Actually tape of any kind in the modern sense hasn’t been around very long.  The first marriage of some kind of gum, glue, or adhesive to some sort of material or fabric is credited to English physician Horace Day in 1845.  He devised strips of fabric coated with a rubber gum for use in surgical bandages.  The idea was slow to catch on because no one had yet thought to put the stuff on reels.  It had to be kept laid out flat.
A small advance occurred in 1921 when a Johnson & Johnson cotton buyer put a cotton pad on short strips of adhesive cloth like Dr. Day’s and backed them with crisp crinoline. The adhesive face protected by easy to peel off waxed paper—and the Band-Aid was born.
But still no tape on a roll.  That was the creation of a young engineer, Richard Gurley Drew in 1925.
Drew had first worked for Johnson & Johnson, so was familiar with adhesive.  But he had shifted his allegiance to the Minneapolis Mining & Manufacturing Co.  They were predominately operators of sand and gravel pits.  But in addition to the usual customers for building material, the company had created a profitable niche for itself marketing their inexpensive raw material as industrial abrasives including various kinds of grinding and polishing wheels, and new products like sandpaper that affixed their grit to a disposable backing.  Within this limited field they were innovative and employed bright young men like Drew who helped develop a new product that could be used wet or dry and was intended for preparing auto bodies for painting.
One day Drew was sent to a local body shop along with a salesman, a common double duty of engineers in those days. He observed that painters in the shop had a hard time keeping down sheets of paper intended to keep the spray paint from running where it wasn’t wanted.  An idea was born.
Back in the lab, drawing on his experience with adhesives, he devised a paper tape on a roll—masking tape, ever after the painter’s friend.  Of course it took a little perfecting.  He took samples to one shop, which found the adhesive insufficient to keep a seal.

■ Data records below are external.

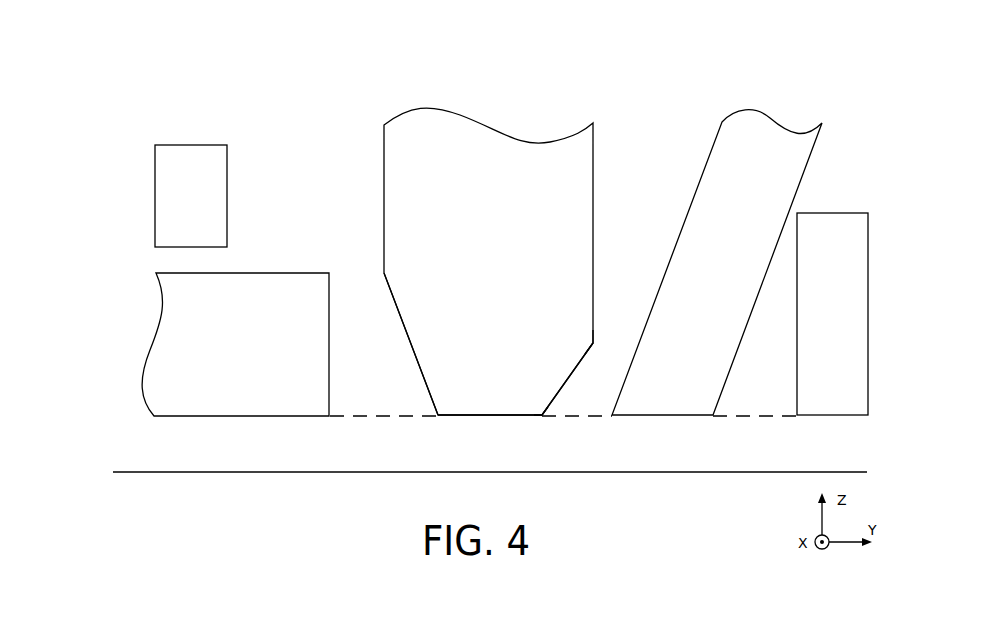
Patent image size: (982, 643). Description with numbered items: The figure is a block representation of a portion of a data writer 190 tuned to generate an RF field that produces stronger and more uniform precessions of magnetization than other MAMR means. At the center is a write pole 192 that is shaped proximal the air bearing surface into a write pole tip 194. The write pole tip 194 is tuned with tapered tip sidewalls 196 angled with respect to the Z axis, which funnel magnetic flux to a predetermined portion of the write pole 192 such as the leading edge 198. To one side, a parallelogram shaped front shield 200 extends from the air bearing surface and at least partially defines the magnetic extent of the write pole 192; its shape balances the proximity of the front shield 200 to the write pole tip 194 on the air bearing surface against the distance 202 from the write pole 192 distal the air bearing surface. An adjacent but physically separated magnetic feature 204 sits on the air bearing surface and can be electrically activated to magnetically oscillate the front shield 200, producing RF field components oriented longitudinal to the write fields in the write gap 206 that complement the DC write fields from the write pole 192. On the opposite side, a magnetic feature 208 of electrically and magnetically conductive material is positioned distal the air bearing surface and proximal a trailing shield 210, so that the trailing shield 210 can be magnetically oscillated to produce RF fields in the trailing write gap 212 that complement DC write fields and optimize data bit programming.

The data writer 190 is at (160, 80).
The write pole 192 is at (472, 158).
The write pole tip 194 is at (490, 408).
The tapered tip sidewalls 196 is at (400, 312).
The leading edge 198 is at (545, 424).
The front shield 200 is at (701, 277).
The distance 202 is at (690, 206).
The magnetic feature 204 is at (816, 323).
The write gap 206 is at (604, 340).
The magnetic feature 208 is at (174, 205).
The trailing shield 210 is at (229, 355).
The trailing write gap 212 is at (352, 270).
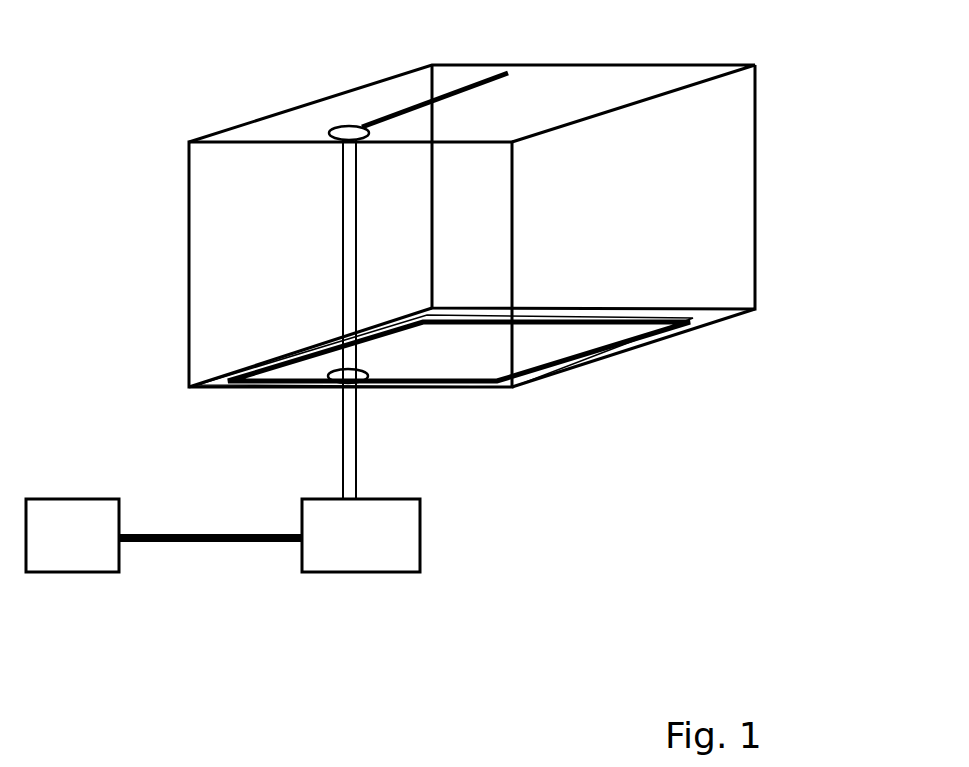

The exasperated owner told Drew to “Take this tape back to those Scotch bosses of yours and tell them to put more adhesive on it!”  Drew not only improved the product, he sold this employer on the idea of using Scotch as a brand name for the tape, indicating that it was a thrifty choice.
Drew was soon given the go ahead to explore other possibilities.  High on his list was developing a tape for use in sealing industrial packaging.  After considerable experimentation, he developed a pressure adhesive tape on transparent cellophane.  After sending samples of a Chicago industrial baker to seal the ends of their wax paper wrapping, the enthusiastic customer wired back, “You’ve got a product.  Get it into production!”

And they did.  Scotch Brand Celulose Tape was introduced for sale on January 30, 1930.

The development of automated heat sealing process on packaging lines soon rendered the original use largely obsolete.  But another 3M engineer, John A Borden, invented something in 1932 that made the product indispensable to thrifty homes and offices who need to mend rather than replace torn and tattered items—a dispenser with a built-in cutter blade.

After the concept of adhesive backed tape on rolls was established. 3M and other companies came up with continued innovations—cloth backed electrical tape in the early ‘30’ and a rubber (now vinyl) version in 1954 and fix-everything Duct Tape in 1942.  The introduction of Scotch Brand Magic Transparent Tape in 1961 largely, but not entirely, replaced the original product. The new tape did not yellow or crack with age like cellophane, had a matte finish that did not reflect light so that it could even be used for affixing things to pages for offset press reproduction, and could even be written on with a ball point pen.

Scotch Tape took 3M to a whole new level as a company.  It eventually introduced many other new forms of tape for specialized applications and expanded into businesses from office supplies (Post-It Notes), to audio and video tape, to fabric treatments (Scotchgard) and many other products.
And as we can see, our lives were changed as well.  I say damn fine work, Richard Gurley Drew!